Il en a été de même de celle interdisant à une infirmière, pendant une durée de 5 ans, de s’installer à son compte dans la zone géographique de son ancien employeur et dans un rayon de 10 kilomètres au-delà de cette zone.
Important : l’employeur ne peut se réserver la faculté, pendant l’exécution du contrat de travail, d’étendre la portée, dans le temps et dans l’espace, de l’obligation de non-concurrence. Une clause prévoyant une telle possibilité est nulle.
L’obligation de non-concurrence doit être limitée quant à la nature des activités qu’elle interdit au salarié d’exercer. Pour cela, il doit être tenu compte des spécificités de son emploi. Ont donc été annulées les clauses interdisant au salarié d’occuper un emploi correspondant à une qualification spécialisée (vente de vins et spiritueux, radiologie…), ainsi que les clauses générales qui concernent un secteur trop étendu (celle interdisant à un ingénieur commercial d’exercer une activité professionnelle auprès de toute société concurrente pendant un an et dans toute la France, par exemple). En effet, selon la Cour de cassation, ces clauses ne permettent pas au salarié de retrouver un emploi correspondant à sa formation et lui font perdre le bénéfice de son expérience professionnelle.
Lorsque les juges estiment que la clause de non-concurrence est justifiée mais excessive quant à la nature des activités visées, ils peuvent en restreindre l’amplitude. Ce fut notamment le cas de la clause interdisant au salarié d’une société d’assurances de représenter des sociétés d’assurance-vie, de capitalisation ou d’épargne, de présenter leurs produits au public ou de collaborer avec des courtiers ou des agents généraux d’assurances, qui a été réduite à l’interdiction de démarcher les clients de son ancien employeur.
En contrepartie des restrictions imposées au salarié, la clause de non-concurrence doit prévoir le versement d’une compensation financière. À défaut, la clause est nulle et le salarié serait en droit de ne pas l’appliquer.
Il en est de même lorsque le montant fixé est dérisoire, c’est-à-dire disproportionné aux limitations auxquelles le salarié est soumis. Tel est le cas, par exemple, selon la Cour de cassation, de la contrepartie pécuniaire fixée à 2,4 mois de salaire, alors que l’interdiction de concurrence a une durée de 24 mois.
En pratique : le montant versé doit être déterminé compte tenu des usages de la profession et des contraintes qui sont imposées au salarié. Il ne peut être inférieur au montant minimal éventuellement prévu par la convention collective applicable à l’entreprise.

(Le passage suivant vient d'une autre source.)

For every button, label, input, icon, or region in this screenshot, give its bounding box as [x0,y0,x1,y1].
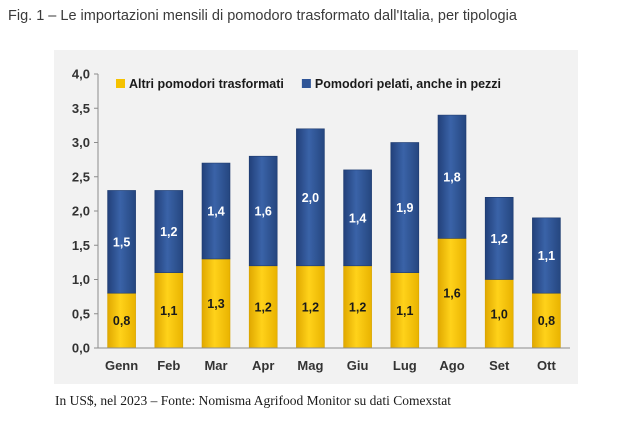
bar-altri-apr [248,265,278,349]
x-tick-label: Genn [105,358,138,373]
data-label: 1,0 [491,307,508,321]
bar-pelati-apr [248,155,278,267]
data-label: 1,6 [255,205,272,219]
data-label: 1,3 [207,297,224,311]
y-tick-label: 3,5 [72,101,90,116]
bar-pelati-ago [437,114,467,239]
x-tick-label: Mag [297,358,323,373]
data-label: 1,1 [160,304,177,318]
bar-altri-giu [343,265,372,349]
data-label: 1,1 [396,304,413,318]
y-tick-label: 2,0 [72,204,90,219]
data-label: 2,0 [302,191,319,205]
data-label: 1,1 [538,249,555,263]
x-tick-label: Set [489,358,510,373]
y-tick-label: 1,5 [72,238,90,253]
y-tick-label: 0,5 [72,306,90,321]
y-tick-label: 3,0 [72,135,90,150]
x-tick-label: Mar [204,358,227,373]
data-label: 1,8 [443,170,460,184]
bar-pelati-mag [296,128,325,267]
bar-pelati-mar [201,162,231,260]
data-label: 0,8 [538,314,555,328]
data-label: 1,9 [396,201,413,215]
data-label: 0,8 [113,314,130,328]
bar-altri-mag [296,265,325,349]
bar-altri-lug [390,272,420,349]
x-tick-label: Lug [393,358,417,373]
data-label: 1,5 [113,235,130,249]
y-axis: 0,0 0,5 1,0 1,5 2,0 2,5 3,0 3,5 4,0 [72,67,99,356]
legend-label: Altri pomodori trasformati [129,77,284,91]
data-label: 1,2 [255,300,272,314]
bar-pelati-ott [532,217,561,294]
bar-pelati-genn [107,190,136,294]
bar-pelati-lug [390,142,420,273]
data-label: 1,4 [207,205,224,219]
bar-pelati-set [484,197,514,280]
bar-pelati-giu [343,169,372,267]
figure-title: Fig. 1 – Le importazioni mensili di pomo… [8,8,517,24]
legend: Altri pomodori trasformati Pomodori pelat… [116,77,501,91]
legend-swatch [116,79,125,88]
bar-altri-mar [201,258,231,349]
x-tick-label: Giu [347,358,369,373]
x-axis: Genn Feb Mar Apr Mag Giu Lug Ago Set Ott [98,347,570,373]
data-label: 1,2 [302,300,319,314]
legend-swatch [301,79,311,88]
y-tick-label: 4,0 [72,67,90,82]
x-tick-label: Feb [157,358,180,373]
data-label: 1,6 [443,287,460,301]
data-label: 1,4 [349,211,366,225]
bars-group: 0,8 1,5 1,1 1,2 1,3 1,4 1,2 1,6 1,2 2,0 1,2 1,4 1,1 1… [107,114,561,349]
y-tick-label: 1,0 [72,272,90,287]
data-label: 1,2 [349,300,366,314]
x-tick-label: Apr [252,358,274,373]
chart-area: 0,0 0,5 1,0 1,5 2,0 2,5 3,0 3,5 4,0 0,8 1,5 1,1 1,2… [54,50,578,384]
y-tick-label: 0,0 [72,341,90,356]
stacked-bar-chart: 0,0 0,5 1,0 1,5 2,0 2,5 3,0 3,5 4,0 0,8 1,5 1,1 1,2… [72,67,570,373]
source-note: In US$, nel 2023 – Fonte: Nomisma Agrifo… [55,393,451,408]
y-tick-label: 2,5 [72,169,90,184]
x-tick-label: Ago [439,358,464,373]
x-tick-label: Ott [537,358,556,373]
legend-label: Pomodori pelati, anche in pezzi [315,77,501,91]
bar-pelati-feb [154,190,184,273]
data-label: 1,2 [491,232,508,246]
data-label: 1,2 [160,225,177,239]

Par ailleurs, le versement de la contrepartie financière ne peut être exclu pour certains cas de rupture du contrat de travail : est donc nulle la clause de non-concurrence qui dispense l’employeur de payer cette compensation en cas de démission ou de licenciement pour faute grave.
Aussi, la clause ne peut prévoir de moduler le montant de la contrepartie selon le motif de la rupture. Par exemple, il ne peut pas être minoré en cas de démission du salarié ou de rupture conventionnelle. Dans cette hypothèse, la clause de non-concurrence n’est pas nulle, mais le salarié a droit au montant le plus élevé prévu par cette clause.
Exemple : si le contrat de travail prévoit une contrepartie équivalant à 10 % du salaire en cas de démission et à 25 % en cas de licenciement, alors le salarié perçoit, quel que soit le motif de la cessation du contrat (y compris en cas de rupture conventionnelle), un montant égal à 25 % de sa rémunération.
Enfin, la contrepartie financière doit être versée à partir du moment où la clause de non-concurrence devient applicable, c’est-à-dire lors du départ effectif du salarié.
Attention : la clause qui prévoit une indemnité sous la forme d’une majoration de salaire payée pendant l’exécution du contrat de travail est nulle. Les sommes ainsi réglées sont considérées comme des compléments de rémunération que l’employeur ne peut récupérer.